The short answer is no.
Probably the best resource to understand California’s water issues at a statewide scale is the California Water Plan. This resource summarizes the water demand and supply situation in California under various historical and probable future climate scenarios. To put this question in context, groundwater extraction comprised between 13% and 38% of California’s total yearly water supplies between 2011 and 2015with the low end occurring in wet years (e.g., 2011) and the high end occurring after multiple critically dry years (e.g., 2014 and 2015). There are also marked differences among various regions with regard to how much they rely on groundwater. The image below , while a bit outdated, shows the percentage of water demands met by groundwater for each region in California.

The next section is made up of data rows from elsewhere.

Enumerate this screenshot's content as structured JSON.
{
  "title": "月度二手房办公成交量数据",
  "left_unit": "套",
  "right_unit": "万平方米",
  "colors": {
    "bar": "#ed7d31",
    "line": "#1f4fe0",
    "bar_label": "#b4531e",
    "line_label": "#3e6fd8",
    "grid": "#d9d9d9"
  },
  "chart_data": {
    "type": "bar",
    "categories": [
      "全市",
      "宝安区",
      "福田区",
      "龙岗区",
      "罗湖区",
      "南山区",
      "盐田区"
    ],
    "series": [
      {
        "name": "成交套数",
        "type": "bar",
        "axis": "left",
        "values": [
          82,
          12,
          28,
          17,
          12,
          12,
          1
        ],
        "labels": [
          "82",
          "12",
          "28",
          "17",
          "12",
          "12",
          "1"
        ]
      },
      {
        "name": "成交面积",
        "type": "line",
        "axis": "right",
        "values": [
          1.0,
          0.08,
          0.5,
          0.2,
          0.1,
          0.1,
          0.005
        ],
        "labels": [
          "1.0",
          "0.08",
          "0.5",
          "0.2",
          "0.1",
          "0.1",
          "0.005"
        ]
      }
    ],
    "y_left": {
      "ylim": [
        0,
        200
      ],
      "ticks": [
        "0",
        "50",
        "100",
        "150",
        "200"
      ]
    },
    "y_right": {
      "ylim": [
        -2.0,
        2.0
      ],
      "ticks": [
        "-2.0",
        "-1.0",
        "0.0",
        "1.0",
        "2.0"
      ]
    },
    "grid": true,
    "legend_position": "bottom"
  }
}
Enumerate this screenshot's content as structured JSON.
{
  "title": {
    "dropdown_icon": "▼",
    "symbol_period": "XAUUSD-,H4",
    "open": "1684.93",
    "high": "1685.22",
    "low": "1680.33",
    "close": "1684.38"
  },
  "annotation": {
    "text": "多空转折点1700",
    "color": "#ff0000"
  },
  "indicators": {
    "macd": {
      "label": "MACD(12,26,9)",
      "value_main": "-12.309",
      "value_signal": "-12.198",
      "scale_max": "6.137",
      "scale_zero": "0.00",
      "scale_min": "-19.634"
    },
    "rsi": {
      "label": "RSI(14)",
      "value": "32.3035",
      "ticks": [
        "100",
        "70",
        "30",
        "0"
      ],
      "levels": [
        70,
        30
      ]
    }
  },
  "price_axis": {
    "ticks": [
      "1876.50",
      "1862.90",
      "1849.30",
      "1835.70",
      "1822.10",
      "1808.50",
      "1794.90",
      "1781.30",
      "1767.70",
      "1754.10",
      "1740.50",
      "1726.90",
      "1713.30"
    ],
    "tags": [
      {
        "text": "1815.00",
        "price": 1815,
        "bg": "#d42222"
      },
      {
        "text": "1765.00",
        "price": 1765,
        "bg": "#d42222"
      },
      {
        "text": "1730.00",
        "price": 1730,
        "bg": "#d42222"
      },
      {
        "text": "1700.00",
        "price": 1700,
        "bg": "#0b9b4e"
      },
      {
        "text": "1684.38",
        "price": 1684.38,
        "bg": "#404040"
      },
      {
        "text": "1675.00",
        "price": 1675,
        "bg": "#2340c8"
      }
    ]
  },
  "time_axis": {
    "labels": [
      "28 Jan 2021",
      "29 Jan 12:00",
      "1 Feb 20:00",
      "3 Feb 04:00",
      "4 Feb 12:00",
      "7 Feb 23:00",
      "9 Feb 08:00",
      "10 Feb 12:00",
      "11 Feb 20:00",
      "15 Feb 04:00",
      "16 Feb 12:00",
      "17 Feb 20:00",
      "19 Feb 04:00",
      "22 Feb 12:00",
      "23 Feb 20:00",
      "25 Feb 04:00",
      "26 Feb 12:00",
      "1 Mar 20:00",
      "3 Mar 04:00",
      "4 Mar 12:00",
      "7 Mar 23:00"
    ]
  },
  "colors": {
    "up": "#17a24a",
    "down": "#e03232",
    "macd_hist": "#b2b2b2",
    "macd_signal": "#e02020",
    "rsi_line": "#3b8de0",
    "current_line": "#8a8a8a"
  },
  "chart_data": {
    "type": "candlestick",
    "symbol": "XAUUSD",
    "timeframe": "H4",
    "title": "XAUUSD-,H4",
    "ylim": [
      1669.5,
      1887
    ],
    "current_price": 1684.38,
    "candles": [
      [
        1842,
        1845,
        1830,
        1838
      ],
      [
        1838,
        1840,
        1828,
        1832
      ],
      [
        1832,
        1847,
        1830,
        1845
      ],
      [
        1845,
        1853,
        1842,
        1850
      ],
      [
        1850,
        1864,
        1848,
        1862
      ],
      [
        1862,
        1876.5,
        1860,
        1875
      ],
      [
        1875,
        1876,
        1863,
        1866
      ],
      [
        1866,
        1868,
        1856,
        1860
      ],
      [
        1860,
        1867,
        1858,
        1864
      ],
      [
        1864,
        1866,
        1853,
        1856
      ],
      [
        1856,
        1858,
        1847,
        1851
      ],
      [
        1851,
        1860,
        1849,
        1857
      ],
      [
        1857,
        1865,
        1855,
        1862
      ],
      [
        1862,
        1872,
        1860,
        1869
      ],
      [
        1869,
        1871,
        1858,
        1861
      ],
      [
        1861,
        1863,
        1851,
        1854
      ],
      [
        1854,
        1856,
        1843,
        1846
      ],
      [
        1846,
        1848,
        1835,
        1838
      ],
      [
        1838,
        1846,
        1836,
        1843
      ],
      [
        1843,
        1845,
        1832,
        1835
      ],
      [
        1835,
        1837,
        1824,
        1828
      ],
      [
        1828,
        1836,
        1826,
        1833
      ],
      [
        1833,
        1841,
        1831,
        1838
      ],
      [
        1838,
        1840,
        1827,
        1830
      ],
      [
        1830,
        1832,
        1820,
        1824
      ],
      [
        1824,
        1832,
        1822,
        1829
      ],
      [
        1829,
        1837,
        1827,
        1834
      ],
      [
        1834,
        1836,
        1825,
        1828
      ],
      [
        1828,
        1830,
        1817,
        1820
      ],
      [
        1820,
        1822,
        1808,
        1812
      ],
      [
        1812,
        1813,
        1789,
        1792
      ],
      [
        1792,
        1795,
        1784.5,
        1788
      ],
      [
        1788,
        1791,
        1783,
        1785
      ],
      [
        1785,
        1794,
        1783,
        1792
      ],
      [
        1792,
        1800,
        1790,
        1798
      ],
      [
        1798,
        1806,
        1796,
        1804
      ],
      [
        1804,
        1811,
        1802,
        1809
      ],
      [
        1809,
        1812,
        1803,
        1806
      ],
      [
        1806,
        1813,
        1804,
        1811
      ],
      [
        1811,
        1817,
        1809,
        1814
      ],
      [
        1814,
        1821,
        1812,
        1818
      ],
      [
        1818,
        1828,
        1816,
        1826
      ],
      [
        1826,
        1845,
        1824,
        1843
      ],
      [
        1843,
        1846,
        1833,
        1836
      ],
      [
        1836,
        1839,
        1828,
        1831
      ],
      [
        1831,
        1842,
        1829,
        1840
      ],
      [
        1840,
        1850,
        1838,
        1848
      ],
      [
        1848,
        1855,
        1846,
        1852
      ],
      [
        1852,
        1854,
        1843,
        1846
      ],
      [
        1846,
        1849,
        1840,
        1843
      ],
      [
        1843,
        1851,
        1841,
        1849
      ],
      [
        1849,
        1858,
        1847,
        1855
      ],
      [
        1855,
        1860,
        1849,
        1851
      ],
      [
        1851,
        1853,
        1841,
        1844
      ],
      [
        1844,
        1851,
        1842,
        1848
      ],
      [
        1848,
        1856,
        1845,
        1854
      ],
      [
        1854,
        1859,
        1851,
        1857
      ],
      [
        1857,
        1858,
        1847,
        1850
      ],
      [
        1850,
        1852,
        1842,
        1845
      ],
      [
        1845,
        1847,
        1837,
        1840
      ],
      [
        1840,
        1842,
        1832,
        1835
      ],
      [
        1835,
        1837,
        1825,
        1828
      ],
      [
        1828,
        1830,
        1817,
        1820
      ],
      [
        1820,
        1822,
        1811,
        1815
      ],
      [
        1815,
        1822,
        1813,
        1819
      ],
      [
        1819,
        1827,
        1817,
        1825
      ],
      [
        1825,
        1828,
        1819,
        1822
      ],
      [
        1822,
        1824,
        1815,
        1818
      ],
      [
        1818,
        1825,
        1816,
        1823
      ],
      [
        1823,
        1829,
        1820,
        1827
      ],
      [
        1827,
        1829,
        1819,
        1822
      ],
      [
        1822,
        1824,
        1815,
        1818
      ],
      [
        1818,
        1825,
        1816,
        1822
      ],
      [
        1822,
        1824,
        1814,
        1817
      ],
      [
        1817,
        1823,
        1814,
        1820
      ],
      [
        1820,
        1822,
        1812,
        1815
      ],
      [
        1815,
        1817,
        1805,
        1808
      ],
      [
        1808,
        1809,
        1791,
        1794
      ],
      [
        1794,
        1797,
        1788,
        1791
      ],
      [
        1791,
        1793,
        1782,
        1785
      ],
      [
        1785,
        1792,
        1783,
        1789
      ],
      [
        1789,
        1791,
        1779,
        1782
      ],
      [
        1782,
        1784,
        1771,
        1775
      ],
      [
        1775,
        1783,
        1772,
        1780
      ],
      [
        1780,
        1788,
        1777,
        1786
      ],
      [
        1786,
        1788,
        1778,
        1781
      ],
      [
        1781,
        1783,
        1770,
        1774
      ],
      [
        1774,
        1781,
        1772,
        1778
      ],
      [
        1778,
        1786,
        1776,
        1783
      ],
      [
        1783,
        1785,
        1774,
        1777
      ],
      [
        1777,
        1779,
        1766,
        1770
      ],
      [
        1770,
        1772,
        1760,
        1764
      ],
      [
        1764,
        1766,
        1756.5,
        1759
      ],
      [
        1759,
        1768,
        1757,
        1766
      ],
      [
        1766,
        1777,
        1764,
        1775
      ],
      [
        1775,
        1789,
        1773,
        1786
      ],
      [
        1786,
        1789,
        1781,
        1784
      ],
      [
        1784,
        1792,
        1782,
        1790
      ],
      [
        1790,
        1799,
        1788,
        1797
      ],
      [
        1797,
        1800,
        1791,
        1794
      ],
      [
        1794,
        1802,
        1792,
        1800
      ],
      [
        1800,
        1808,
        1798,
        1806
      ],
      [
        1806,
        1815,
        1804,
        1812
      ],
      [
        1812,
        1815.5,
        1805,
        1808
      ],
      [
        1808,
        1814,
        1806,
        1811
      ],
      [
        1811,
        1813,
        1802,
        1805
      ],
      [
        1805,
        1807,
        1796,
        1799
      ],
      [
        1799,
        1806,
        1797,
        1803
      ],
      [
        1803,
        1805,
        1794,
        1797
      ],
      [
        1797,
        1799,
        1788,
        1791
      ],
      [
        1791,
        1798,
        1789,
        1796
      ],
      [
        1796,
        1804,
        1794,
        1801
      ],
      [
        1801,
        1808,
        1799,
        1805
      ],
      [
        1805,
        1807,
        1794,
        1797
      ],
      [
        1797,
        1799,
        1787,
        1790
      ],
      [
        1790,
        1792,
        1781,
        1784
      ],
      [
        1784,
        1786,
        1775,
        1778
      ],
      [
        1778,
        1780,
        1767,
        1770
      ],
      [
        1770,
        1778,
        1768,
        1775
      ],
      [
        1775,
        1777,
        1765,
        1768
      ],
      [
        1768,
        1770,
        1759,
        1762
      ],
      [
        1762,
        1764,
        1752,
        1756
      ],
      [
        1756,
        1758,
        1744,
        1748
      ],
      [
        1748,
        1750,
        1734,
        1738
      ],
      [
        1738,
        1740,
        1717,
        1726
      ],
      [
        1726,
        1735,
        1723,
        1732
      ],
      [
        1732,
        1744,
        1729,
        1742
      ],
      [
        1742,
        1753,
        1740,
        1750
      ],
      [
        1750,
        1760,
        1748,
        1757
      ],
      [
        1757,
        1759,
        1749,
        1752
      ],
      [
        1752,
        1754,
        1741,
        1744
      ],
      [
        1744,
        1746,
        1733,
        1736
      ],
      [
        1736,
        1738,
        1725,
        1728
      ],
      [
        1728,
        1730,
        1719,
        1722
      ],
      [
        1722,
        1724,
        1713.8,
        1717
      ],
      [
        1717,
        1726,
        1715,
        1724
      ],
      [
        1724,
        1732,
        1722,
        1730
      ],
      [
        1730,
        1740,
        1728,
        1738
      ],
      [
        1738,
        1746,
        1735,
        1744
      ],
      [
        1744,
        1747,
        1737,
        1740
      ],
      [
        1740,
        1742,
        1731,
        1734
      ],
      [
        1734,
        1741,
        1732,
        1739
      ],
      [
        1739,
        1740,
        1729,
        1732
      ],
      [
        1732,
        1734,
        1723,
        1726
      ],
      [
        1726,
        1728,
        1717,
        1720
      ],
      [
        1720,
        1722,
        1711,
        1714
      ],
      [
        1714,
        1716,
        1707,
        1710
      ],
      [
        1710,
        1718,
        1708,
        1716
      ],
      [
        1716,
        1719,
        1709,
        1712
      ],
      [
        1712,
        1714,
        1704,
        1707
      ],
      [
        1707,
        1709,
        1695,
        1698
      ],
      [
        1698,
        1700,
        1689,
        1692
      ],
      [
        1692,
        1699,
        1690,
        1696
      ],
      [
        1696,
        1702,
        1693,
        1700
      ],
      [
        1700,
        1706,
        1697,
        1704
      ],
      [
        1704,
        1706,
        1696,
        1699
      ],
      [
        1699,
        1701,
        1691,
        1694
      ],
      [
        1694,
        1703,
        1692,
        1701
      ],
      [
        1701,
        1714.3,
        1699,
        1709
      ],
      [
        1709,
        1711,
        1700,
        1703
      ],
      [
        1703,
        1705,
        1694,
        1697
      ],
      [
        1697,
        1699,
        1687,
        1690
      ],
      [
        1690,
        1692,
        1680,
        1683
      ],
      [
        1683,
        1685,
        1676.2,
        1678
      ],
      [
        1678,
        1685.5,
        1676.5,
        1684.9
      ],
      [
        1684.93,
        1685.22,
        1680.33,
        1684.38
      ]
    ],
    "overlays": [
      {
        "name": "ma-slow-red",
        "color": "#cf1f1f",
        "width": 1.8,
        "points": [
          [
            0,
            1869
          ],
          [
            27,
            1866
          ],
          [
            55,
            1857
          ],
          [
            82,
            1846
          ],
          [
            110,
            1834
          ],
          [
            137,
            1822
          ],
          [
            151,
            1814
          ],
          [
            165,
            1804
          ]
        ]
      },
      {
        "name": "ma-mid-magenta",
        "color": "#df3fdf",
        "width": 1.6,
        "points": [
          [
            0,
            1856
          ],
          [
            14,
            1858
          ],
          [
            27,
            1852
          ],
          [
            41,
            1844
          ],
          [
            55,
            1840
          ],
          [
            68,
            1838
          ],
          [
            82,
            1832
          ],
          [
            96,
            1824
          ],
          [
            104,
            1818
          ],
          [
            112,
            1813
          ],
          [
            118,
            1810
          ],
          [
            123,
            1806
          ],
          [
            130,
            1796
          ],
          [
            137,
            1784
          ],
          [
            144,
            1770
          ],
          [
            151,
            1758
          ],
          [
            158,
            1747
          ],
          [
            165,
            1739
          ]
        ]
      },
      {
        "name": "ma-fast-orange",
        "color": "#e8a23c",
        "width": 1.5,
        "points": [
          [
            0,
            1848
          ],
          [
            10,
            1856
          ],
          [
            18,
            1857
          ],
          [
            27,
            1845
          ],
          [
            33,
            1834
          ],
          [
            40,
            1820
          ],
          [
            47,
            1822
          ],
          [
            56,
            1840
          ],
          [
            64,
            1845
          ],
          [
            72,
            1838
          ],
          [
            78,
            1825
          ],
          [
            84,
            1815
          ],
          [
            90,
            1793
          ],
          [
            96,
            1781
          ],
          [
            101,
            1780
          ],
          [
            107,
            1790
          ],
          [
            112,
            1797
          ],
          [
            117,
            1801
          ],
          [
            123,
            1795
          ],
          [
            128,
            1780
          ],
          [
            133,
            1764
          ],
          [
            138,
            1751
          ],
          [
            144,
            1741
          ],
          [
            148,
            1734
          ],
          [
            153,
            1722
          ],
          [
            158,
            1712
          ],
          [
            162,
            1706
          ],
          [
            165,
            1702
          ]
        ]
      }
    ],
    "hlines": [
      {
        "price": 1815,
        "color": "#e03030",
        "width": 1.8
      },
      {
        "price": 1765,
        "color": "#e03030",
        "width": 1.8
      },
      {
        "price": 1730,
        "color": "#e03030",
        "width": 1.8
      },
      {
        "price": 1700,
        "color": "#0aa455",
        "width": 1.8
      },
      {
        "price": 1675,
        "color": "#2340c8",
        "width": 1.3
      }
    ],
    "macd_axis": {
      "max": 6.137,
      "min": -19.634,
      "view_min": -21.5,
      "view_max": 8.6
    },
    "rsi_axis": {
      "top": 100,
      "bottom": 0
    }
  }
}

Certain communities in California, particularly those in arid locales (like the southern San Joaquin Valley and the Colorado/Mojave/Sonoran Deserts) do not have access to surface water (either local or via imported via pipeline), and will likely continue to be 100% dependent on groundwater for the foreseeable future. Furthermore, under extreme drought situations, some larger communities that normally have access to surface water may lose that access, and need to rely almost exclusively on groundwater for as long as a severe drought persists. Some of the larger, well funded and forward thinking municipalities have started to invest in local, drought proof supplies like recycled water, desalination, and managed groundwater recharge (or “groundwater banking”) that would lessen the severity of drought impacts.
That said, the State as a whole could not continue to exist in its current state if it had to rely 100% on groundwater all of the time. Precipitation, specifically snowpack and snowmelt from the Sierra Nevada, is the primary source of water supply and natural groundwater recharge in California — though it varies from place to place, season to season, year to year. Sierra snowpack and major rivers and streams are too important a source of water for irrigation, municipal supplies, rural supplies, and industrial uses, and could not be totally replaced by groundwater extraction.